During the PCR hearing, the trial court characterized the prosecution’s decision to call so many victims as witnesses “a mistake.” It described the sentence as “plainly appropriate under the law,” but said, “I did not think that a sentence totaling this one was what I was doing.” And the court stated that the “mass of convictions” had resulted in “a total sentence which was not [the court’s] goal.” Instead, “[the court’s] goal was simply to respond to each one of the crimes that [Defendant] committed on a per basis.”
The court’s application of the premise that each victim was entitled to a separate, consecutive sentence resembles in its rigidity the disfavored approach of imposing maximum sentences for certain classes of crimes. See, e.g., Hartford, 489 F.2d at 655 (a sentencing judge abuses his judicial discretion, when he “pursue[s] a rigid policy of imposing the maximum sentence for a particular category of offenses”). The court’s unbending application of this premise, even in the face of an admittedly extravagant sentence, was a clear abuse of discretion.
Indeed, the court’s sentence is more aptly characterized as a refusal to exercise discretion. And a refusal to exercise the sentencing discretion provided by the legislature is, in and of itself, an abuse of discretion. The legislature by statute, the prosecutor by charge, and the jury by conviction set the sentencing boundaries for the judge. But within those boundaries, “the ultimate responsibility for fitting the punishment to the circumstances of the particular crime and individual defendant still rests with the judiciary.” State v.
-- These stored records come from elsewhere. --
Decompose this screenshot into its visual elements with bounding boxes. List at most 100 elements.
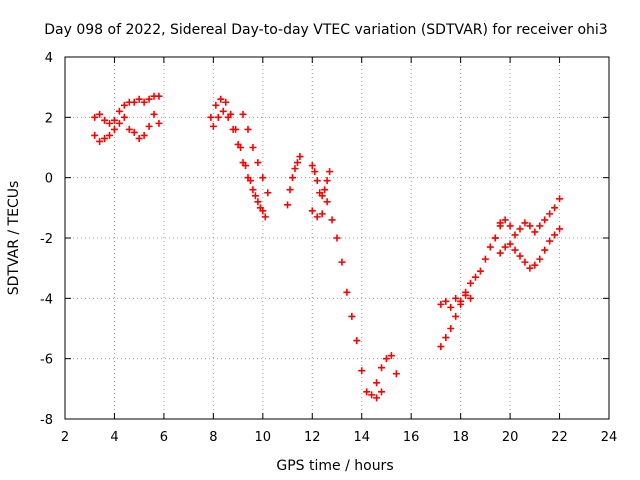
data-point <box>471 273 479 281</box>
x-tick-label: 8 <box>209 430 217 445</box>
data-point <box>323 177 331 185</box>
data-point <box>437 300 445 308</box>
data-point <box>155 119 163 127</box>
data-point <box>254 159 262 167</box>
data-point <box>358 367 366 375</box>
y-tick-label: -8 <box>40 413 53 428</box>
series-arc-12 <box>491 195 564 242</box>
data-point <box>373 379 381 387</box>
data-points <box>91 92 564 402</box>
series-arc-1 <box>91 92 163 127</box>
data-point <box>239 110 247 118</box>
data-point <box>224 113 232 121</box>
data-point <box>526 264 534 272</box>
data-point <box>363 388 371 396</box>
data-point <box>140 131 148 139</box>
data-point <box>101 134 109 142</box>
x-tick-label: 14 <box>353 430 370 445</box>
data-point <box>447 303 455 311</box>
series-arc-11 <box>437 291 475 311</box>
data-point <box>106 119 114 127</box>
data-point <box>382 355 390 363</box>
data-point <box>91 131 99 139</box>
data-point <box>328 216 336 224</box>
x-tick-label: 12 <box>304 430 321 445</box>
data-point <box>311 168 319 176</box>
data-point <box>333 234 341 242</box>
data-point <box>115 119 123 127</box>
data-point <box>343 288 351 296</box>
data-point <box>313 213 321 221</box>
data-point <box>120 113 128 121</box>
series-arc-5 <box>239 110 272 197</box>
x-tick-label: 24 <box>601 430 618 445</box>
data-point <box>531 228 539 236</box>
data-point <box>556 225 564 233</box>
data-point <box>115 107 123 115</box>
data-point <box>214 113 222 121</box>
data-point <box>321 186 329 194</box>
data-point <box>551 204 559 212</box>
data-point <box>254 198 262 206</box>
chart-title: Day 098 of 2022, Sidereal Day-to-day VTE… <box>44 22 607 38</box>
series-arc-2 <box>91 110 163 145</box>
x-tick-label: 10 <box>255 430 272 445</box>
x-axis-label: GPS time / hours <box>276 458 393 474</box>
data-point <box>348 312 356 320</box>
data-point <box>373 394 381 402</box>
data-point <box>286 186 294 194</box>
series-arc-9 <box>373 352 400 387</box>
data-point <box>496 222 504 230</box>
data-point <box>130 128 138 136</box>
data-point <box>541 246 549 254</box>
data-point <box>217 95 225 103</box>
series-arc-13 <box>496 225 564 272</box>
data-point <box>251 192 259 200</box>
data-point <box>506 222 514 230</box>
data-point <box>516 252 524 260</box>
data-point <box>96 137 104 145</box>
x-tick-label: 4 <box>110 430 118 445</box>
data-point <box>326 168 334 176</box>
data-point <box>145 122 153 130</box>
data-point <box>135 134 143 142</box>
data-point <box>546 210 554 218</box>
data-point <box>209 122 217 130</box>
data-point <box>318 210 326 218</box>
data-point <box>481 255 489 263</box>
data-point <box>541 216 549 224</box>
data-point <box>496 249 504 257</box>
data-point <box>259 174 267 182</box>
series-arc-8 <box>308 198 386 402</box>
data-point <box>511 231 519 239</box>
data-point <box>244 125 252 133</box>
series-arc-7 <box>308 162 334 200</box>
data-point <box>288 174 296 182</box>
data-point <box>140 98 148 106</box>
data-point <box>536 255 544 263</box>
data-point <box>452 312 460 320</box>
y-tick-label: 4 <box>45 51 53 66</box>
x-tick-label: 2 <box>61 430 69 445</box>
data-point <box>467 294 475 302</box>
data-point <box>442 297 450 305</box>
data-point <box>130 98 138 106</box>
y-tick-label: 0 <box>45 172 53 187</box>
data-point <box>392 370 400 378</box>
data-point <box>264 189 272 197</box>
x-tick-label: 20 <box>502 430 519 445</box>
data-point <box>486 243 494 251</box>
data-point <box>239 159 247 167</box>
data-point <box>536 222 544 230</box>
series-arc-4 <box>209 107 267 215</box>
data-point <box>442 334 450 342</box>
data-point <box>521 258 529 266</box>
data-point <box>546 237 554 245</box>
data-point <box>110 125 118 133</box>
y-axis-label: SDTVAR / TECUs <box>6 181 22 296</box>
data-point <box>296 153 304 161</box>
data-point <box>244 174 252 182</box>
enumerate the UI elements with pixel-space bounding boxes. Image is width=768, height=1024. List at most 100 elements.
Thurlow, 148 Ariz. 16, 19, 712 P.2d 929, 932 (1986). Repeatedly attributing its cumulative sentence in this case to the prosecutor’s charging decision, the court neglected to recognize that the choice of sentence was not the prosecutor’s responsibility but its own. Because the trial court abandoned that responsibility, we set its sentences aside.
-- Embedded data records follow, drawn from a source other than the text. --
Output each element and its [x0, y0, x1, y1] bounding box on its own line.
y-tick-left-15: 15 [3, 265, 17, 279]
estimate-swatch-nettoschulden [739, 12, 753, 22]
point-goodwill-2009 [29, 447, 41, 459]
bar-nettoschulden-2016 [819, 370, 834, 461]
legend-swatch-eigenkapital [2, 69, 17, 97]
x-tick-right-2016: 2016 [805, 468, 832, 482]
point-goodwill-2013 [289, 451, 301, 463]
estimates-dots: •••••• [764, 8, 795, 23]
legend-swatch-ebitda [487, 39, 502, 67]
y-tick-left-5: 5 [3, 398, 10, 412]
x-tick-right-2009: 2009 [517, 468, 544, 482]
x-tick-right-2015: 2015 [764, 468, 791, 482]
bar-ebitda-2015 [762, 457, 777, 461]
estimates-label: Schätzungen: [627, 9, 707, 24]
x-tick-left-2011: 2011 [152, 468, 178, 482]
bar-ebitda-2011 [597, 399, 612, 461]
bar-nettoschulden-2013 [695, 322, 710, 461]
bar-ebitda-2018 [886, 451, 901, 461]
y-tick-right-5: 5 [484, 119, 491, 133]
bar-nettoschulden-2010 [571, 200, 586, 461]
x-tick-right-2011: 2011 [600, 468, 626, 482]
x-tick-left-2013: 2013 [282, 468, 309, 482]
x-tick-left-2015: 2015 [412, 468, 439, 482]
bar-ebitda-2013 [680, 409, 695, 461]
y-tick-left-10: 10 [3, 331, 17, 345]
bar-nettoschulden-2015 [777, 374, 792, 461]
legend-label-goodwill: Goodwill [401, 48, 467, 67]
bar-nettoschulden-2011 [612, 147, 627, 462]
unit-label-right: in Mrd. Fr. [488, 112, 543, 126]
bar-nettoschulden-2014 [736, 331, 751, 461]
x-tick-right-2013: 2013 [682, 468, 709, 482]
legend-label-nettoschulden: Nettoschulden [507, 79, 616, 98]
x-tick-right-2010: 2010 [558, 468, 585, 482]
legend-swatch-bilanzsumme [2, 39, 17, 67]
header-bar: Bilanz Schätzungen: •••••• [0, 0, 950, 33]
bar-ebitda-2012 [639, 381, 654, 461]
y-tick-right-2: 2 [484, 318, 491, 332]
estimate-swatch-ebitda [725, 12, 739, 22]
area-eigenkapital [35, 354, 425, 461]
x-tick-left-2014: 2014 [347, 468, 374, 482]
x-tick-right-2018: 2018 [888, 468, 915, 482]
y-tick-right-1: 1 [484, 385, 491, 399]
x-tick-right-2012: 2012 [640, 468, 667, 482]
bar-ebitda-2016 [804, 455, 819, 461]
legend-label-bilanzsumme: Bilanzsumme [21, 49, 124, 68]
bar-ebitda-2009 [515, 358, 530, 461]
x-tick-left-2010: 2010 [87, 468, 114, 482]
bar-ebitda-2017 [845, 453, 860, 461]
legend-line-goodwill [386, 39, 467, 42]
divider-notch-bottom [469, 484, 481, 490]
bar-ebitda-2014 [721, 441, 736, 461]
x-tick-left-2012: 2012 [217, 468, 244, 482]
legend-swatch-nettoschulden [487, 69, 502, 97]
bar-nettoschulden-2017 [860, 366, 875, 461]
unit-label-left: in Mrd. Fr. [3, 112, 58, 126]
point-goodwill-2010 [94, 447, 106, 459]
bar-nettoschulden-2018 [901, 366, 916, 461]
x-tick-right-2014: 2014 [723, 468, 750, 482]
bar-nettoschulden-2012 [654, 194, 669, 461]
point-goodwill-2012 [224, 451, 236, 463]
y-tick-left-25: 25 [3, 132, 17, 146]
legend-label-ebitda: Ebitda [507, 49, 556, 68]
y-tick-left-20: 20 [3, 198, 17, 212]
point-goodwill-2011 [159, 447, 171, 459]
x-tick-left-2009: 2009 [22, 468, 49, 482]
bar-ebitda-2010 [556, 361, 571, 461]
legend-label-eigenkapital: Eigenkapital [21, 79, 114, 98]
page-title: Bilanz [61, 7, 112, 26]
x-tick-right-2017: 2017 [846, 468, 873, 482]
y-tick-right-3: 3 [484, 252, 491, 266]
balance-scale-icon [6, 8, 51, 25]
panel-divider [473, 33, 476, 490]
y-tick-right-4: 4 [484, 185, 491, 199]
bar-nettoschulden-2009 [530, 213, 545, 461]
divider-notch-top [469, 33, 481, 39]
Defendant asks this court to reduce his sentence as excessive under A.R.S. § 13-4037(B). This statutory power must be exercised with great caution. State v. Stanley, 123 Ariz. 95, 107, 597 P.2d 998, 1010 (App.1979). Because of the complex nature of this case and the numerous convictions, we conclude that resentencing should be conducted in the superior court.
VI. CONCLUSION
For the reasons stated above, we remand Defendant’s petition for post-conviction relief for an evidentiary hearing on the question of ineffective assistance of trial counsel. If, after that hearing, Defendant is awarded a new trial, sentencing issues will be moot. If Defendant is not awarded a new trial, he must be resentenced.
JACOBSON, P.J., and NOYES, J., concur.